È il nostro Eugenio Montale, in questi versi così dolci scritti in memoria della moglie, a ricordarci quanto sia importante un amore vero. Si cammina insieme, anche su scale pericolose, ma è l’altro che ti dà sicurezza, anche se i suoi occhi sono più appannati dei tuoi. Ciò che conta, infatti, non è la vista fisica ma lo sguardo del cuore. La scena dei due coniugi anziani che reciprocamente si sostengono lun­go il pendio del tramonto ci fa pensare per contrasto a tante coppie fatte di persone che ormai sono sole e indifferenti l’una all’altra op­pure a chi non ha più nessuno al mondo.
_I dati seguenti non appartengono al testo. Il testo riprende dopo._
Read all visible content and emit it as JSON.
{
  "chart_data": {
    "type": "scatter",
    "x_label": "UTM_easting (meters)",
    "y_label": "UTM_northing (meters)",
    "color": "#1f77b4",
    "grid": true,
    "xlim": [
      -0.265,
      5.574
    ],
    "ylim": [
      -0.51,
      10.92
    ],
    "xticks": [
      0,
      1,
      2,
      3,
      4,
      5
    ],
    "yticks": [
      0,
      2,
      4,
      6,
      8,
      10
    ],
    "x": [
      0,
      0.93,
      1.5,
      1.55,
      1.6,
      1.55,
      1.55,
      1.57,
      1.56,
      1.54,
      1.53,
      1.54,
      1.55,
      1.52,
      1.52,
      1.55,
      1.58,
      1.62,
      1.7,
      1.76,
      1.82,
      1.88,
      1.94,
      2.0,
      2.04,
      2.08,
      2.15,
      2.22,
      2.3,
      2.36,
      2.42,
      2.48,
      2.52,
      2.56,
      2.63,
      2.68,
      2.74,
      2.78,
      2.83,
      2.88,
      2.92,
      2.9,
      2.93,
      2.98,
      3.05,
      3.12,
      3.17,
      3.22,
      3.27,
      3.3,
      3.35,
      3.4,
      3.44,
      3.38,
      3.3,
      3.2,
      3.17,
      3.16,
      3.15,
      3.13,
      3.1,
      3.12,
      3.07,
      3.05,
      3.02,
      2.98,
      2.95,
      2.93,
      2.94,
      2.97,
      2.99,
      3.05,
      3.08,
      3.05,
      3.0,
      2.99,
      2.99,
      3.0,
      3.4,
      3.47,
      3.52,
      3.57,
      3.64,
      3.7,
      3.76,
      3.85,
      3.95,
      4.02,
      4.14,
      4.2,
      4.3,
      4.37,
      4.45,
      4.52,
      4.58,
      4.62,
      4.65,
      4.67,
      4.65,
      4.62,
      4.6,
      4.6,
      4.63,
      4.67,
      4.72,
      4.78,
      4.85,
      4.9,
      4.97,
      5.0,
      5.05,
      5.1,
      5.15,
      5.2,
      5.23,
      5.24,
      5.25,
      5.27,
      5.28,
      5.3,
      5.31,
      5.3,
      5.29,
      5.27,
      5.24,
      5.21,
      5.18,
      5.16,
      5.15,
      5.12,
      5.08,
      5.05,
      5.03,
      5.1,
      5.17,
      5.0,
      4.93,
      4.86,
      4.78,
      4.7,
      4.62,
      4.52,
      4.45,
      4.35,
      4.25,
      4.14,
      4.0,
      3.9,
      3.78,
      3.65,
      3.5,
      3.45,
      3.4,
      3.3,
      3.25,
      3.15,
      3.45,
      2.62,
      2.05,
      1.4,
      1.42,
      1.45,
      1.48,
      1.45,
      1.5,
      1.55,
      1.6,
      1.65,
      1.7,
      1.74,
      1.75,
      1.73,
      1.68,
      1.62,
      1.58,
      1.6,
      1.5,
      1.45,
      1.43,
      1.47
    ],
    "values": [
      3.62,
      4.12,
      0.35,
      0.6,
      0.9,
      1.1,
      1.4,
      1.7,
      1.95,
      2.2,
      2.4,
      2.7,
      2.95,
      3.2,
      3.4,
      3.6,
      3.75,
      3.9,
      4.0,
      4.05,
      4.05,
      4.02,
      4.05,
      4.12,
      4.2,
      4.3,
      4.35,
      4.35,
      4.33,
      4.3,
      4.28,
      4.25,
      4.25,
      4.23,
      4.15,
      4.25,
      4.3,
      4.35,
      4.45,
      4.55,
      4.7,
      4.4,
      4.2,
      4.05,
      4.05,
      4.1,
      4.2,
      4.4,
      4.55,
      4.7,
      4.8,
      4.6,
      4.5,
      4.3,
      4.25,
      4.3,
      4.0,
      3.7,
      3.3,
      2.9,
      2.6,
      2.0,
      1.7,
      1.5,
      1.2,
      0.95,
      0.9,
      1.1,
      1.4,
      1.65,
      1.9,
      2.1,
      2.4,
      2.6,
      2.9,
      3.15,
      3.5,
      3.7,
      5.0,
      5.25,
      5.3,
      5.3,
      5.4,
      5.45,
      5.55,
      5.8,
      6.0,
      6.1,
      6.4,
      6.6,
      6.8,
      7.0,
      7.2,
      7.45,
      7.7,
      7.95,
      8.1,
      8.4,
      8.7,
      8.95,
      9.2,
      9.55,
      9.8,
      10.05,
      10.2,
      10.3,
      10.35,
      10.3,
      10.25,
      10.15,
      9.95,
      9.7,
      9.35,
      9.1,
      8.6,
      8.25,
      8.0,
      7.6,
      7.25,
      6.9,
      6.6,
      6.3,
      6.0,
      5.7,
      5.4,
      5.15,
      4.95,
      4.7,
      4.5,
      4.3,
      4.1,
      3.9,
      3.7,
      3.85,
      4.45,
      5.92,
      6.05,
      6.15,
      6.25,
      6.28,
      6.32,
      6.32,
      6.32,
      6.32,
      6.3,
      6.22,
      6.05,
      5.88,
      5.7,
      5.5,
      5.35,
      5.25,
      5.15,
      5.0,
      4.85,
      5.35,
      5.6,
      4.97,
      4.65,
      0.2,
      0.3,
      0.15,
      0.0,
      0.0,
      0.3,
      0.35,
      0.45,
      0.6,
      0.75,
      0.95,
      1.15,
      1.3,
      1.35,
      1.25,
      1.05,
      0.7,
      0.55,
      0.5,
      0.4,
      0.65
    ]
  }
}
Questi giorni che ci conducono al Natale e i successivi sono i più impietosi nel rivelare il dramma di famiglie lacerate o di solitudini dimenticate. Simone Weil ci ha lasciato sull’amicizia e sull’amore una meditazione «trinitaria», pur essendo la scrittrice di fede ebraica: «L’amore puro è un’immagine dell’amore perfetto e originario della Trinità, essenza stessa di Dio. È impossibile che due esseri umani sia­no uno eppure sappiano rispettare la distanza che li separa: questo, invece, accade se Dio è presente in ciascuno di loro». Dio, infatti, è imo, eppure è ima trinità di persone ed è l’amore che le unisce, per­ché la divinità è amore, come ha insegnato san Giovanni. L’amore umano autentico è, allora, una grazia da implorare, un dono divino da invocare ed è una realtà delicata da custodire. Diceva Kafka all’a­mico Gustav Janouch: «Amore è tutto ciò che aumenta, allarga, arric­chisce la nostra vita, verso tutte le altezze e tutte le profondità».